Challenge 3: Model Updates
Problem: Updating the model (e.g., applying new fine-tuning for regulatory changes) required taking nodes offline for 15 minutes to load the new model.
Solution: Implemented blue-green deployment: 1. Load the new model on a standby node while the old model continues serving. 2. Route traffic to the new node once it's ready. 3. Drain and update the old node.

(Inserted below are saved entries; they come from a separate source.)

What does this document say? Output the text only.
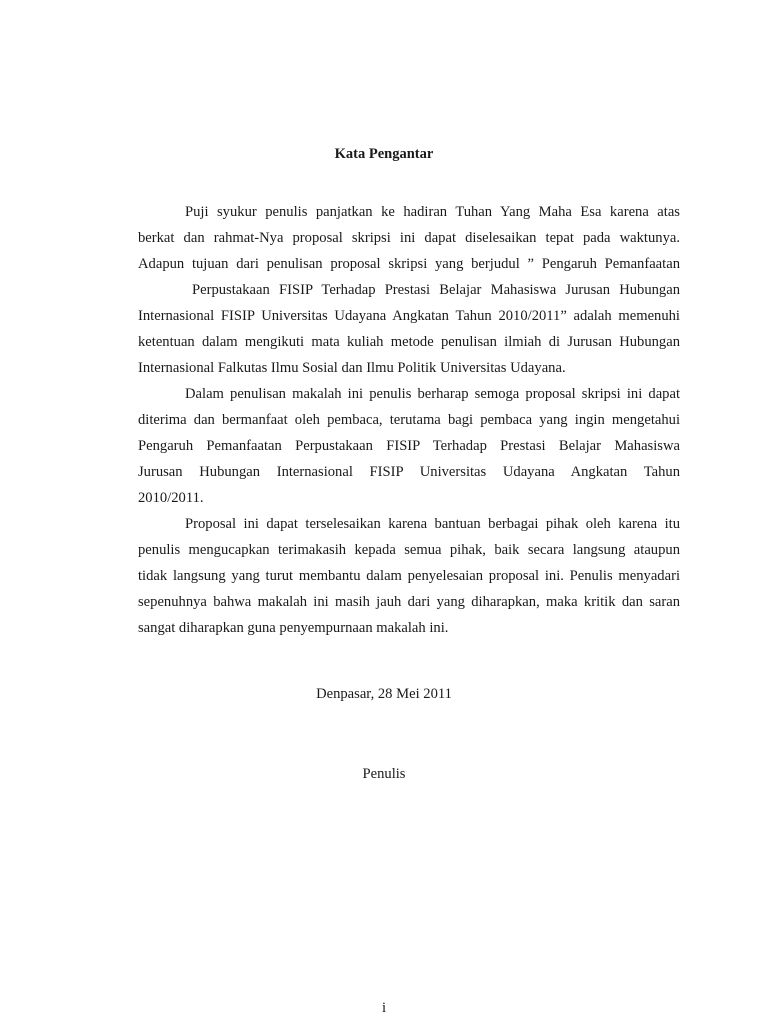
Kata Pengantar
Puji syukur penulis panjatkan ke hadiran Tuhan Yang Maha Esa karena atas
berkat dan rahmat-Nya proposal skripsi ini dapat diselesaikan tepat pada waktunya.
Adapun tujuan dari penulisan proposal skripsi yang berjudul ” Pengaruh Pemanfaatan
Perpustakaan FISIP Terhadap Prestasi Belajar Mahasiswa Jurusan Hubungan
Internasional FISIP Universitas Udayana Angkatan Tahun 2010/2011” adalah memenuhi
ketentuan dalam mengikuti mata kuliah metode penulisan ilmiah di Jurusan Hubungan
Internasional Falkutas Ilmu Sosial dan Ilmu Politik Universitas Udayana.
Dalam penulisan makalah ini penulis berharap semoga proposal skripsi ini dapat
diterima dan bermanfaat oleh pembaca, terutama bagi pembaca yang ingin mengetahui
Pengaruh Pemanfaatan Perpustakaan FISIP Terhadap Prestasi Belajar Mahasiswa
Jurusan Hubungan Internasional FISIP Universitas Udayana Angkatan Tahun
2010/2011.
Proposal ini dapat terselesaikan karena bantuan berbagai pihak oleh karena itu
penulis mengucapkan terimakasih kepada semua pihak, baik secara langsung ataupun
tidak langsung yang turut membantu dalam penyelesaian proposal ini. Penulis menyadari
sepenuhnya bahwa makalah ini masih jauh dari yang diharapkan, maka kritik dan saran
sangat diharapkan guna penyempurnaan makalah ini.
Denpasar, 28 Mei 2011
Penulis
i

This reduced downtime to near-zero with a brief period of reduced capacity.
Lessons Learned
-
AWQ outperformed GPTQ for this use case. AWQ's domain-agnostic nature meant it generalized well to financial conversations, while GPTQ's calibration-data-dependent optimization showed slightly lower quality on out-of-distribution queries.
-
Prefix caching was the highest-ROI optimization. Given that all conversations shared a 1,200-token system prompt, prefix caching effectively reduced per-request compute by 40%. This was more impactful than any other single optimization.
-
INT4 quantization was the enabler, not the optimizer. The primary value of INT4 was reducing the model from 4x A100s to 1x A100 (4x hardware cost reduction). The throughput improvement from reduced memory bandwidth was a secondary benefit.
-
Monitor P95 and P99 latency, not just P50. Median latency was excellent from day one, but tail latency issues only appeared under high load. The chunked prefill fix was not identified until P99 monitoring was added.
-
The build vs. buy break-even shifts with volume. At 3M conversations/day, the break-even was borderline (60% savings). At 15M conversations/day, self-hosting was overwhelmingly cheaper. The team recommends starting with API at low volume and migrating as volume grows.
Key Takeaways
- AWQ INT4 quantization enables serving 70B-parameter models on single GPUs with minimal quality loss.
- vLLM with PagedAttention and continuous batching provides production-grade serving with 2-4x throughput improvement over naive implementations.
- Prefix caching is extremely effective when requests share long system prompts.
- Self-hosting becomes economically dominant at high request volumes, with 90%+ cost savings achievable.
- Production deployment requires attention to tail latency, memory management under load, and zero-downtime update mechanisms.